National Laboratory Surveillance of Invasive Streptococcal Disease in Canada - Annual Summary 2015
Executive summary
Streptococcus pneumoniae
2,596 isolates causing invasive pneumococcal disease (IPD) were characterized in 2015 representing 79.6% of the 3,211 cases reported to Canadian Notifiable Disease Surveillance System (CNDSS).
Incidence of IPD has declined in children under <1 year of age to 14.5 cases per 100,000 population in 2015, however rates in the older age groups have remained relatively unchanged. The highest incidence rates were observed in adults aged ≥60 years with 20.3 cases per 100,000 population. The overall crude incidence rate has remained stable averaging 9.0 cases per 100,000 population since 2013.
PCV7 serotypes increased slightly in 2015 accounting for 4.9% of IPD in 2014 to 7.3% in 2015. Overall levels of PCV13 serotypes have declined from 26.0% to 23.4% from 2014 to 2015, however increases have been seen in the <2 (7.0% to 14%) and 5 - 14 year (26.1% to 40.0%) old age groups. PPV23 and NVT serotypes have remained relatively unchanged in 2015 at 38.6% and 30.7%, respectively.
Predominant serotypes in 2015 were 22F (9.7%), 3 (9.1%), 19A (8.2%), 7F (5.6%) and 8 (5.3%). Serotype 22F increased in the <2 year olds to 13.2% and in the 2-4 year olds to 14.1%, and has declined slightly in older age groups. Serotype 3 has remained relatively unchanged overall at 9.1% of isolates among all combined ages. A small decrease was seen in 2-4 year olds from 9.1% to 7.8% from 2014 to 2015. Serotypes 4, 12F and 20 were associated with Western regions in the adult age groups in 2015.
Antimicrobial susceptibility: Testing of 1,132 isolates indicated levels of resistance were again relatively stable during 2015 with the following resistance rates: clarithromycin (23.1%), penicillin (10.3%), doxycycline (8.6%), clindamycin (5.9%), trimethoprim/sulfamethoxazole (6.1%), meropenem (1.5%), and imipenem (0.5%). Multi-drug resistance to 3 or more classes of antimicrobials was observed in 6.7% of the isolates tested, an increase from 4.9% in 2014. The highest rates of multi-drug resistance were seen in serotypes 15A (72.4%) and 19A (26.7%).
S. pyogenes (Group A Streptococcus)
A total of 1,492 isolates were tested during 2015 representing 78.8% of the 1,893 cases reported to CNDSS. Overall incidence of invasive disease has increased from 4.7 to 5.1 cases per 100,000 population from 2013 to 2014.
Emm1 (18.0%) continues to be most predominant among all combined age groups, followed by emm3 (8.0%), emm12 (8.0%) and emm81 (7.4%).
Antimicrobial susceptibility: Antimicrobial resistance of S. pyogenes is relatively low, however small increases were seen in 2015 with chloramphenicol non-susceptibility at 1.4%, erythromycin resistance at 8.3%; and clindamycin resistance at 3.3%.
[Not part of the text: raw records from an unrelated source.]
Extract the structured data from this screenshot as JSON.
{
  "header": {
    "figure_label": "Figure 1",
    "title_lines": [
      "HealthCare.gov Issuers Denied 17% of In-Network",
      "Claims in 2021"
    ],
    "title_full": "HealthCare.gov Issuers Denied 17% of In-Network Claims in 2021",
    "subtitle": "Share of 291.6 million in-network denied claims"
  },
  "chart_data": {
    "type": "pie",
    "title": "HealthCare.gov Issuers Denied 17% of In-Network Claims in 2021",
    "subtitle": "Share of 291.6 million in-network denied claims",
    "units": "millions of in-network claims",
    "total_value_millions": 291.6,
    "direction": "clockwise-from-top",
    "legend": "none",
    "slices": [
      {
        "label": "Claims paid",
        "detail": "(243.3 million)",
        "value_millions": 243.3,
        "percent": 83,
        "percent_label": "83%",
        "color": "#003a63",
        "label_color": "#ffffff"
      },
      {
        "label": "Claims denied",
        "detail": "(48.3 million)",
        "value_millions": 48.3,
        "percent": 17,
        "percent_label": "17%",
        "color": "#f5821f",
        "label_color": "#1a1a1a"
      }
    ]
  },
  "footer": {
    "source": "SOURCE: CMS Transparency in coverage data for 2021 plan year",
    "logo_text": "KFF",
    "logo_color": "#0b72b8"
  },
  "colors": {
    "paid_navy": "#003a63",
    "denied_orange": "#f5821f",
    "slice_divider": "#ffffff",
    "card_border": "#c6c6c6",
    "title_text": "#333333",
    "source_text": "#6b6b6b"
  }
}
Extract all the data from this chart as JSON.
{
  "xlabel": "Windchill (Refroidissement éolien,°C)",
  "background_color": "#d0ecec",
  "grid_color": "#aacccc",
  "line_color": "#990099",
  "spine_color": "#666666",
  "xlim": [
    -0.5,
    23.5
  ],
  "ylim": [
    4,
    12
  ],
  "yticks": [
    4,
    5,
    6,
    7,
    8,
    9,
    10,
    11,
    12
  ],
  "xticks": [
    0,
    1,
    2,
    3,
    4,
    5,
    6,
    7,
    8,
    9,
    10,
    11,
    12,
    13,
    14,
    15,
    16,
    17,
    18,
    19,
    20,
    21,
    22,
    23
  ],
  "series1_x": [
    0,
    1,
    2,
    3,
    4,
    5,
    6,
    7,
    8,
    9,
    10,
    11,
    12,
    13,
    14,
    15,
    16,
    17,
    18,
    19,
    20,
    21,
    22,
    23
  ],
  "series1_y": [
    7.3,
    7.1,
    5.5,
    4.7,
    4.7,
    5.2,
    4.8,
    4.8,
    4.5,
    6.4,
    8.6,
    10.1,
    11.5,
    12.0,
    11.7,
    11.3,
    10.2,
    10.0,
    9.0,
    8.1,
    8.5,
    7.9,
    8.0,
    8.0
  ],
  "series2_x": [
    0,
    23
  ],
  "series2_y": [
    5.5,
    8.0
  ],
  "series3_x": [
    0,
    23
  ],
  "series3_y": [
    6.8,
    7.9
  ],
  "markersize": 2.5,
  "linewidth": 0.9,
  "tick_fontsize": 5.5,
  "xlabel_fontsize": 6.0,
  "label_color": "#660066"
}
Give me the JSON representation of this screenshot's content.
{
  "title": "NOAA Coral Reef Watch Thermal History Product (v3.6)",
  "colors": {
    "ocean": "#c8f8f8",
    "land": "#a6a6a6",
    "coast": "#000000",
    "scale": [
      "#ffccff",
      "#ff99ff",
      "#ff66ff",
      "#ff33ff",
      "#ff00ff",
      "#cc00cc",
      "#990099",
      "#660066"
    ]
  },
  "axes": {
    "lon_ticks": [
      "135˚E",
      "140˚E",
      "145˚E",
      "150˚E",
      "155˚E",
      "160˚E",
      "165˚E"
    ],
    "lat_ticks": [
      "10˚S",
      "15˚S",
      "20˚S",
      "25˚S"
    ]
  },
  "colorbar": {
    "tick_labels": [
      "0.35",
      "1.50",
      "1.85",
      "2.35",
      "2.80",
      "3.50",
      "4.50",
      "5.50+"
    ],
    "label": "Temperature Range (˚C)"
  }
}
S. agalactiae (Group B Streptococcus)
There were 171 invasive Group B Streptococcus submitted to NML during 2015 of which 8 isolates were from early onset cases (infants ≤7 days old) and 4 were from late onset cases (infants 8 - 31 days old). Incidence of invasive disease among infants ≤31 days has increased from 35.4 to 38.4 cases per 100,000 population from 2013 to 2014.
Serotypes V (23.4%), III (18.7%) and Ib (17.0%) were most predominant.
Antimicrobial susceptibility: Resistance to erythromycin declined slightly to 44.7% while clindamycin resistance remained relatively unchanged at 28.2%, and no isolates were chloramphenicol non-susceptible in 2015.